Minecraft to launch on PC and mobile in China

Microsoft is partnering with NetEase to develop and release a new version of Mojang's game in the world's most populous country

Microsoft has joined forces with NetEase to officially launch the PC and mobile versions of Minecraft in mainland China.

This won't be standard Minecraft, either. Mojang and NetEase will collaborate on creating a new version of the game tailored for the Chinese market, and then publish it through one of NetEase's affiliates in mainland China. The terms of the licensing deal will last for five years.

In a statement released today, NetEase CEO William Ding said the expectation is that the company's, "large online community [will] embrace this preeminent game." And that community is definitely large: NetEase is behind only Tencent in the Chinese games market, earning ¥22.8 billion ($3.5 billion) in revenue and ¥7.4 billion ($1.1 billion) in net profit last year alone.

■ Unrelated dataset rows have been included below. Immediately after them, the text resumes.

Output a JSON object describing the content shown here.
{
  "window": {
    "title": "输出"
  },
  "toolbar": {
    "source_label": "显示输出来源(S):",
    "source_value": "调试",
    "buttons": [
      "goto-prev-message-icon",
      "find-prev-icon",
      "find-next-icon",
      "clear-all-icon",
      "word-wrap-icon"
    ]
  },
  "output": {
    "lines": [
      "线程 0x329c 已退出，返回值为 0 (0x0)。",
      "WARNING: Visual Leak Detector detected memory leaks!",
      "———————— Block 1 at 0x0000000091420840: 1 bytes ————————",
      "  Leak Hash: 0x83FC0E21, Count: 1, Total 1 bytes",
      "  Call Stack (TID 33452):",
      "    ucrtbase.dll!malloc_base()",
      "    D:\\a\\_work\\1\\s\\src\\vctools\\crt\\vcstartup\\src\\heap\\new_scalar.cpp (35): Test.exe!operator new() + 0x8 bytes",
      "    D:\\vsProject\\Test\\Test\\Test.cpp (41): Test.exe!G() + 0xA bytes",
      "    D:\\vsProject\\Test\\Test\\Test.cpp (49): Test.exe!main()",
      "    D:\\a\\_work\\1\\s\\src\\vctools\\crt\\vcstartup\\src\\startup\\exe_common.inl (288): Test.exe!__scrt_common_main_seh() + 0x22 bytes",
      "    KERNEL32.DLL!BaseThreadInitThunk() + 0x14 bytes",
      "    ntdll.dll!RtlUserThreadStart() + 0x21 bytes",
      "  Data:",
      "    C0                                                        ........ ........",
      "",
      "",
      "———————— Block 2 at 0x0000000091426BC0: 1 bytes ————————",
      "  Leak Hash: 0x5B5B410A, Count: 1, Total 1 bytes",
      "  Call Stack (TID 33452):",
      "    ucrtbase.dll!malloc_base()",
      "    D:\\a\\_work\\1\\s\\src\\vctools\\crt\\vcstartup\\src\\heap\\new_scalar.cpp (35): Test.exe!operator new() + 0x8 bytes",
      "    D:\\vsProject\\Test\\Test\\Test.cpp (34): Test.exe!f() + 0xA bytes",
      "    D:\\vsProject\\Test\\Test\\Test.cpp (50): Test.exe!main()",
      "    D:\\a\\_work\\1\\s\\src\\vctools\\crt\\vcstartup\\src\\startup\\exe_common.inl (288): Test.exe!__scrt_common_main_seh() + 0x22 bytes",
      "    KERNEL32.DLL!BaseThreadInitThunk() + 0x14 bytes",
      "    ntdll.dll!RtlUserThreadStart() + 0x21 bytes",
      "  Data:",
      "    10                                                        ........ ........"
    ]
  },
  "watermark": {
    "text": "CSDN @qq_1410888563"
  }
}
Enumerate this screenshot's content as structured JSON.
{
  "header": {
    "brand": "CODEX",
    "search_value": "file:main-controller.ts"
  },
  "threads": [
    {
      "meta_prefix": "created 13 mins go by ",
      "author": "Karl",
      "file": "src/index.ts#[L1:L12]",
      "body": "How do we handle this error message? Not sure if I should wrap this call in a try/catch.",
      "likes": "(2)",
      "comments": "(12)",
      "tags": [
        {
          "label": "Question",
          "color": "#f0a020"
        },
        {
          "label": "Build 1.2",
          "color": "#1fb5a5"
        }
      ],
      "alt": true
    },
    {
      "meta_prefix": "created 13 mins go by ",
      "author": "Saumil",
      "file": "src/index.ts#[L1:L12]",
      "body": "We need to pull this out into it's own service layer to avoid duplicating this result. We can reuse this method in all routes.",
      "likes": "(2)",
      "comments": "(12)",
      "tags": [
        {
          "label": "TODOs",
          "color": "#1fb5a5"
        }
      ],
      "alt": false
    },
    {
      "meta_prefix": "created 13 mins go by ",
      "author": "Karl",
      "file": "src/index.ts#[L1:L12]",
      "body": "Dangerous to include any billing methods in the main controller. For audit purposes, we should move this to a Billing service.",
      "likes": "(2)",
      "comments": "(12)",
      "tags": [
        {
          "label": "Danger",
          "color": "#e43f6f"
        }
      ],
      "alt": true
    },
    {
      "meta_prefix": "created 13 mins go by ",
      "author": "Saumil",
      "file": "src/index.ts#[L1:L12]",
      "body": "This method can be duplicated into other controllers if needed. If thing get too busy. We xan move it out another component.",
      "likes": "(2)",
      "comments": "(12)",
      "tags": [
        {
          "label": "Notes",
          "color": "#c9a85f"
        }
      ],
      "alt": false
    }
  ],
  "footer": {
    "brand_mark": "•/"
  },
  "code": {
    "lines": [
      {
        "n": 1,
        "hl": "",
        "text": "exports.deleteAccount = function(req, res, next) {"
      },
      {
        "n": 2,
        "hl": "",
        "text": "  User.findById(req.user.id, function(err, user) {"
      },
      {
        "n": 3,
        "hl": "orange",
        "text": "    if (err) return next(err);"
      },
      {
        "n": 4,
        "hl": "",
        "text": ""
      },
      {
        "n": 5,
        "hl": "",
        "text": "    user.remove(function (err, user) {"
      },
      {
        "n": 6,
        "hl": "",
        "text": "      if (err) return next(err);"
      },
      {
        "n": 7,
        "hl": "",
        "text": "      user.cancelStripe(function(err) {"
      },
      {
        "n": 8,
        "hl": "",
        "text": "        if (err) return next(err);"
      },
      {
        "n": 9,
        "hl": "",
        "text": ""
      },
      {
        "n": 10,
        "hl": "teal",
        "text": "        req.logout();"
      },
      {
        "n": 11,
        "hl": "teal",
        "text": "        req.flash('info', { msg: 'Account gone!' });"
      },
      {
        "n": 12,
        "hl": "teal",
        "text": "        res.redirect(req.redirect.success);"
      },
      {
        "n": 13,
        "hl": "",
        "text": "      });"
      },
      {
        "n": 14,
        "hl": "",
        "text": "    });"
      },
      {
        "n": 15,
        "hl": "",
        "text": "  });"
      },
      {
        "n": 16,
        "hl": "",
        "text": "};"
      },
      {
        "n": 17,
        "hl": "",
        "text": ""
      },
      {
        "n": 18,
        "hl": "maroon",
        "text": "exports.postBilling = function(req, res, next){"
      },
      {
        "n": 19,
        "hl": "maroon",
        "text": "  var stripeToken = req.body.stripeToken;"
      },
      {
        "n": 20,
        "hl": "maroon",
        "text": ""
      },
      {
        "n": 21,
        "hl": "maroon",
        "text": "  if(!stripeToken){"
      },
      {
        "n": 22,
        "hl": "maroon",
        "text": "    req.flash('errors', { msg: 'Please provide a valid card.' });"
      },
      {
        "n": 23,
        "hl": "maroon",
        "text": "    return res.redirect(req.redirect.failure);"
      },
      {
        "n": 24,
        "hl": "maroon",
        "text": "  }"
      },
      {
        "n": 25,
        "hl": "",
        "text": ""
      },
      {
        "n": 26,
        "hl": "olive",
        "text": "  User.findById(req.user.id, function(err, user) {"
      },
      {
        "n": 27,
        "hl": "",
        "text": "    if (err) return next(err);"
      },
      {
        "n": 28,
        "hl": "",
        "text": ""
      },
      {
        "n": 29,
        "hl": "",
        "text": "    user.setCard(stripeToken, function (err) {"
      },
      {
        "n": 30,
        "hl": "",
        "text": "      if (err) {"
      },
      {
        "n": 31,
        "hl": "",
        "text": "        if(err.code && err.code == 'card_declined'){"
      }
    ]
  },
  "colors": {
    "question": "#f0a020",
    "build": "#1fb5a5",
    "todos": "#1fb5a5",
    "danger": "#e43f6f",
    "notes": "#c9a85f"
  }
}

"With our deep understanding of the Chinese market and our ability to successfully launch world-renowned online and mobile games, we offer a strong platform for the introduction of Minecraft to China's vast user base," Ding continued. "We believe this cooperation could leverage the strengths of both Mojang and NetEase, as well as provide the world's largest audience with a superior user experience."

In truth, MInecraft is already officially available in China. Xbox One launched there in 2014, but any potential for a substantial market in the region is undermined by the local predilection for free-to-play mobile and PC games that developed during the 15-year ban on consoles. Microsoft has publicly stated that it's prepared to play the long game with Xbox in China, but this deal with NetEase suggests an awareness that money is being left on the table.

Whether the Chinese version of Minecraft will sacrifice its traditional premium pricing isn't yet clear, but NetEase has enjoyed huge success on mobile in China with free-to-play. Speaking to earlier this year, NetEase's Tom Van Dam had some choice - and possibly telling - words of advice for companies wanting to make a big splash with their products in China: "If you want to play in that top segment, you'd better go all in."